Yes. Client certificate authentication is used everywhere where possible (for things like corporate web access, email, VPN).

(That's a complete guess and probably not your real reason.  Client certs
are just another form of secret which are, IMO, a bigger pain to generate
and manage.)

Thankfully the security overlords who came up with this one are also the ones who have to generate and manage the certs :-)

[snip]

Well, for starters, the peername.ip="127.0.0.1" clause does *NOT* match
ldapi:// connections.  It matches ldap://127.0.0.1/ and ldaps://127.0.0.1/
connections.

I did not try to use ldapi with this setup. I used ldap on 127.0.0.1. Sorry if that was not clear.

[snip]

In what way is an ldapi:// connection insecure?  It's a UNIX domain socket
for which the data never goes over a physical net and that therefore
cannot be snooped.  That's *MORE* secure than a TCP connection secured
with TLS!  You can even authenticate it via the uid and gid of the process
that opened the connection!

Agreed. The authentication via uid/gid is a nice one I did not know was possible. Will look into that.
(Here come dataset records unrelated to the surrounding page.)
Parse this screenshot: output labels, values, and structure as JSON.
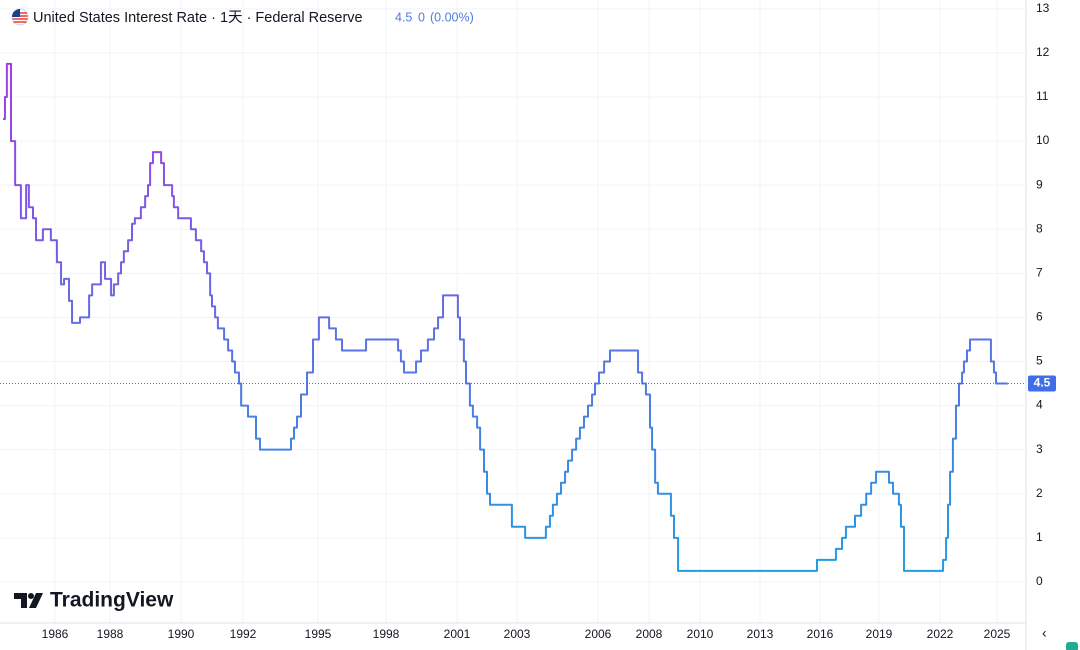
{
  "chart_data": {
    "type": "line",
    "title": "United States Interest Rate · 1天 · Federal Reserve",
    "quote": {
      "last": 4.5,
      "change": 0,
      "change_percent": "(0.00%)"
    },
    "step": true,
    "grid": true,
    "line_colors": {
      "high": "#a63be6",
      "low": "#1f9ee2"
    },
    "price_line_color": "#3f6ee8",
    "watermark": "TradingView",
    "xlim": [
      1984,
      2026.5
    ],
    "xticks": [
      1986,
      1988,
      1990,
      1992,
      1995,
      1998,
      2001,
      2003,
      2006,
      2008,
      2010,
      2013,
      2016,
      2019,
      2022,
      2025
    ],
    "ylim": [
      -1,
      13.2
    ],
    "yticks": [
      0,
      1,
      2,
      3,
      4,
      5,
      6,
      7,
      8,
      9,
      10,
      11,
      12,
      13
    ],
    "series": [
      {
        "name": "United States Interest Rate",
        "x": [
          1984.11,
          1984.18,
          1984.25,
          1984.4,
          1984.55,
          1984.76,
          1984.95,
          1985.05,
          1985.2,
          1985.31,
          1985.56,
          1985.85,
          1986.07,
          1986.22,
          1986.33,
          1986.51,
          1986.62,
          1986.91,
          1987.24,
          1987.35,
          1987.67,
          1987.82,
          1988.03,
          1988.11,
          1988.23,
          1988.31,
          1988.39,
          1988.51,
          1988.62,
          1988.7,
          1988.87,
          1988.99,
          1989.07,
          1989.13,
          1989.21,
          1989.44,
          1989.52,
          1989.75,
          1989.8,
          1989.92,
          1990.32,
          1990.48,
          1990.65,
          1990.74,
          1990.84,
          1990.94,
          1991.0,
          1991.1,
          1991.19,
          1991.39,
          1991.52,
          1991.65,
          1991.74,
          1991.87,
          1991.94,
          1992.2,
          1992.52,
          1992.68,
          1993.92,
          1994.04,
          1994.16,
          1994.32,
          1994.56,
          1994.8,
          1995.04,
          1995.49,
          1995.79,
          1996.06,
          1997.12,
          1998.51,
          1998.63,
          1998.76,
          1999.27,
          1999.48,
          1999.77,
          2000.03,
          2000.2,
          2000.41,
          2001.03,
          2001.1,
          2001.23,
          2001.3,
          2001.43,
          2001.53,
          2001.67,
          2001.77,
          2001.9,
          2002.0,
          2002.1,
          2002.83,
          2003.3,
          2004.07,
          2004.22,
          2004.33,
          2004.48,
          2004.63,
          2004.78,
          2004.89,
          2005.04,
          2005.19,
          2005.33,
          2005.48,
          2005.63,
          2005.78,
          2005.89,
          2006.04,
          2006.24,
          2006.47,
          2007.57,
          2007.73,
          2007.88,
          2008.04,
          2008.12,
          2008.24,
          2008.35,
          2008.86,
          2008.98,
          2009.14,
          2015.85,
          2016.81,
          2017.12,
          2017.32,
          2017.78,
          2018.09,
          2018.35,
          2018.6,
          2018.85,
          2019.49,
          2019.69,
          2019.98,
          2020.08,
          2020.23,
          2022.16,
          2022.32,
          2022.42,
          2022.53,
          2022.68,
          2022.84,
          2023.0,
          2023.16,
          2023.26,
          2023.42,
          2023.58,
          2024.68,
          2024.84,
          2024.95,
          2025.58
        ],
        "values": [
          10.5,
          11,
          11.75,
          10,
          9,
          8.25,
          9,
          8.5,
          8.25,
          7.75,
          8,
          7.75,
          7.25,
          6.75,
          6.875,
          6.375,
          5.875,
          6,
          6.5,
          6.75,
          7.25,
          6.875,
          6.5,
          6.75,
          7,
          7.25,
          7.5,
          7.75,
          8.125,
          8.25,
          8.5,
          8.75,
          9,
          9.5,
          9.75,
          9.5,
          9,
          8.75,
          8.5,
          8.25,
          8,
          7.75,
          7.5,
          7.25,
          7,
          6.5,
          6.25,
          6,
          5.75,
          5.5,
          5.25,
          5,
          4.75,
          4.5,
          4,
          3.75,
          3.25,
          3,
          3.25,
          3.5,
          3.75,
          4.25,
          4.75,
          5.5,
          6,
          5.75,
          5.5,
          5.25,
          5.5,
          5.25,
          5,
          4.75,
          5,
          5.25,
          5.5,
          5.75,
          6,
          6.5,
          6,
          5.5,
          5,
          4.5,
          4,
          3.75,
          3.5,
          3,
          2.5,
          2,
          1.75,
          1.25,
          1,
          1.25,
          1.5,
          1.75,
          2,
          2.25,
          2.5,
          2.75,
          3,
          3.25,
          3.5,
          3.75,
          4,
          4.25,
          4.5,
          4.75,
          5,
          5.25,
          4.75,
          4.5,
          4.25,
          3.5,
          3,
          2.25,
          2,
          1.5,
          1,
          0.25,
          0.5,
          0.75,
          1,
          1.25,
          1.5,
          1.75,
          2,
          2.25,
          2.5,
          2.25,
          2,
          1.75,
          1.25,
          0.25,
          0.5,
          1,
          1.75,
          2.5,
          3.25,
          4,
          4.5,
          4.75,
          5,
          5.25,
          5.5,
          5,
          4.75,
          4.5,
          4.5
        ]
      }
    ]
  }
}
Anyway, if you want to permit only
a) read-only ldapi:// connections and
b) ldap:// connections using TLS w/client certs

then *I think* you can do that with three options in the config:

# require clients that clients that do TLS provide a client cert
olcTLSVerifyClient: demand
# treat ldapi:// connections as at least as secure as a 256bit cipher
olcLocalSSF: 256
# require connections to be at least as secure as a 256bit cipher to do
# anything at all (the "ssf=256") clause, and specifically require that
# they be using TLS (and not just ldapi) with 256bit cipher to do updates
olcSecurity: ssf=256 update_tls=256

Your example had me stumped. Upon reading the olcLocalSSF section again I realized I made a mistake. Although it says "Specifies the Security Strength Factor (SSF) to be *given* local LDAP sessions" my mind munched it into "Specifies the Security Strength Factor (SSF) to *require* for local LDAP sessions". Obviously setting it to 0 did not help... Staring at the screen too long I guess. So thanks for making me read the man page again :-)

But I haven't tested it.

Works like a charm.

[snip]

Yes, an unconditional "require blah" should be taken to be unconditional.

Duly noted.

Thank you very much for all your help and enlightening comments. Much appreciated.